When I heard last week that the BBC, in their wisdom, had decided to remove all the words from Rule Britannia and Land of Hope and Glory at the Last Night of the Proms in September, it was the final straw for me—and, I’m sure, many others.

Over recent years the BBC have become so ‘PC’ they’ve completely lost direction and the raison d’être for them even being here.

They’ve simply put two fingers up to their loyal viewers and decided that the indigenous population of this country should ‘put up’, ‘shut up’ and allow our history to be buried forever.

Well, if they think their current strategy is going to win them supporters they need to tread very carefully.

If the government vote to abolish the license fee—and it seems inevitable—the BBC will have to compete with the likes of Prime, Netflix Brit Box and others, as well as all the other terrestrial stations. And, if that happens, I hope they drown!

The amount we pay each year is virtually double that of the other providers, and the BBC’s programming is simply becoming a joke.

Putting this year aside for obvious reasons, they seem to be struggling to come up with any new programme ideas. Their dramas are pathetic, slow-moving and have weak storylines. They also seem unable to source good comedy writers and the prizes on offer in their quiz programs are laughable.

Do they not look at other stations both here in the UK and overseas? Are they so smug that they think they can just keep turning out the same old rubbish and we the viewers will just accept it?

Two years ago we invested a small amount each month on Netflix and, I have to say, it’s one of the best things we’ve done, in terms of entertainment. It’s worth every penny, with a huge choice of dramas, films, box sets and comedies.

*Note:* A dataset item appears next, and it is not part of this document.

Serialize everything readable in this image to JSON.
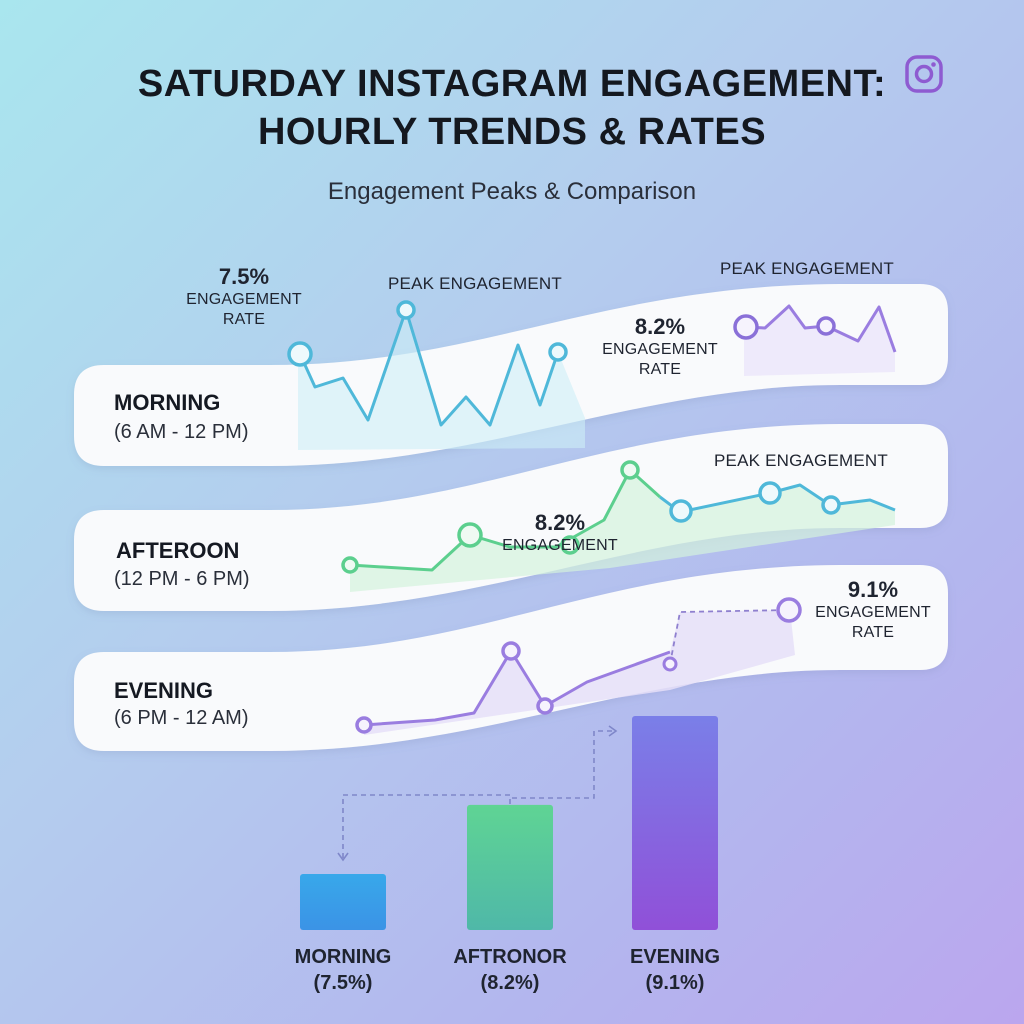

The American dramas especially are incredible; gripping, fast-moving, with great storylines and leaving you gasping for more when the series finally wraps.

But it’s not just the Americans. We’ve also watched Australian, Spanish and Canadian series, all of which offer terrific entertainment value.

Throughout the whole ‘lockdown’ experience we’ve rarely watched any of the BBC channels—and I’m sure we’re not alone.

Prior to this latest insult, I’d been quite impressed with the coverage of ‘VJ Day’ by the BBC, a very important and personal date on my calendar. That was until about 10 minutes before the end of the evening commemorations from Horse Guards Parade.

Bearing in mind it was remembering the war in the Far East and the horrific atrocities by the Japanese, why was it at all necessary to bring out a Japanese woman to speak? And in a negative tone, to boot.

If she’d apologized on behalf of the Japanese government, that probably would have been considered acceptable. But, instead, she was complaining about flag burning by protestors when the Japanese emperor and his wife made a state visit to London in 1998.

For me that completely ruined the whole day of commemoration, and it should never have been allowed and included in the BBC coverage.

I also find the BBC news to be biased and they don’t report on stories which most of us would want to hear about.

A prime example would be the terrible fires in California. Surely the fact that, to date, several people have lost their lives and over a million acres of land have been destroyed is as important, if not more so, than riots in Wisconsin? Yet their coverage has been totally focused on the latter.

And now this latest outrage over the Last Night of the Proms has left me seething.

I’ve been fortunate enough to go to the Proms, though not the Last Night. I have, however, watched the latter from a young age—usually with my Dad who loved classical music—and the two songs in question (Rule Britannia and Land of Hope and Glory) are firm favourites for all those ‘Promenaders’ who stand for several hours on the Last Night to join in what is a rousing end to the Prom season.

Now it appears, thanks to the BBC, we’re no longer allowed to be patriotic and proud of our country.

While we accept that this year the final concert will be very different, I believe their decision to remove the words is purely a ‘PC’ one. And I, for one, definitely won’t be watching.

Trying to remove our history, be it good or bad—and no-one would deny there’s both—will not improve anyone’s lives, whoever they are or wherever they originate from.

Accepting and learning about the past is the only way to move forward. Trying to wipe it off the face of the earth by removing all references will just bury it.

When that happens there will be nothing on which future generations can base their arguments for a fairer and more balanced society.

And isn’t that what we all want?

The current approach isn’t creating a fairer society, it’s simply queering the pitch—and that won’t bring about change.

All of us who pay our license fee should expect nothing less than neutrality from the BBC. Yet right now they’re veering rapidly to one side and heading down a very slippery slope.